Kellogg, of Erie was here June 17 to 31. His compositions are known for his nature-inspired themes and his hopes during his residency in RMNP were for inspiration for a new commission from the National Symphony Orchestra. The Yale School of Music doctorate holder also serves as an assistant professor ” of composition at the College of Music at the University of Colorado at Boulder.



Taft, of Longmont, moved to Colorado eight years ago just to be close to RMNP, to “nourish and inspire his soul for painting landscapes.” His artwork was selected for the 2005 Arts for Parks Mini 100 show and he was invited to exhibit his work in Oil Painters of America, the Colorado Governor’s Show.

Jacques, of Cromwell, Conn., has illustrated many children’s books on natural history, wildlife and the environment. Her work has appeared in the National Wildlife Federation children’s magazine and she has been commissioned to do illustrations for big names like Disney.

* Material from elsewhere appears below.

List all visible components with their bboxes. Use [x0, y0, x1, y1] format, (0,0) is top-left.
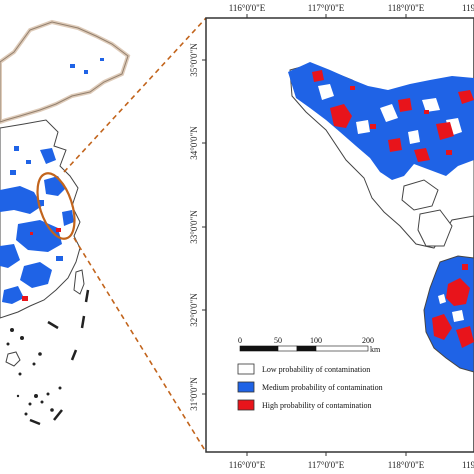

Hills hails of Lawrence, Kan., graduated with honors from Queensland Conservatorium in Brisbane, Australia; and later received a Research Fellowship for Fabrica Institute in Italy. His latest storytelling work uses percussive art which he blends with contemporary and classical musical performances. During his residency he hopes to write and compose original oral stories with music inspired by nature and the park’s history.

LaPage has 50 years experience creating poetry about parks, nature and inspiration and hopes to write pieces on the sanctioned and unsanctioned creative artifacts of visitors and volunteers. A writer in Eureka Spgs., Ark., he was the first-ever recipient of the National Recreation and Park Association’s Theodore and Franklin Roosevelt Award for excellence in park and recreation research.

The group was selected out of 78 applicants from throughout the United States. The park’s guests of honor get to stay at the William White cabin during their two-week stays and are “provided with a creative, contemplative environment in which to generate artistic works,” said Jean Muenchrath, RMNP park naturalist and program coordinator. “Artistic diversity, new ideas and creative uses of media were encouraged in the application process.

“Artists have had a long-standing impact on the formation, expansion and direction of our country’s national parks,” she continued. “Musicians, composers, painters, writers, sculptors and other performing artists also draw upon the multifaceted quality of parks for inspiration.”

All of them, she said, translate the park’s purpose “as a place of pleasure and preservation, into images which bring others enjoyment and a deeper understanding of the parks some may never visit.”

This year’s 2008 Rocky Mountain National Park Artists-in-Residence will also share their works with the public during two planned presentations ” at 7:30 p.m. in the Beaver Meadows Visitor Center Auditorium on the east side of the park June 3 to Aug. 19.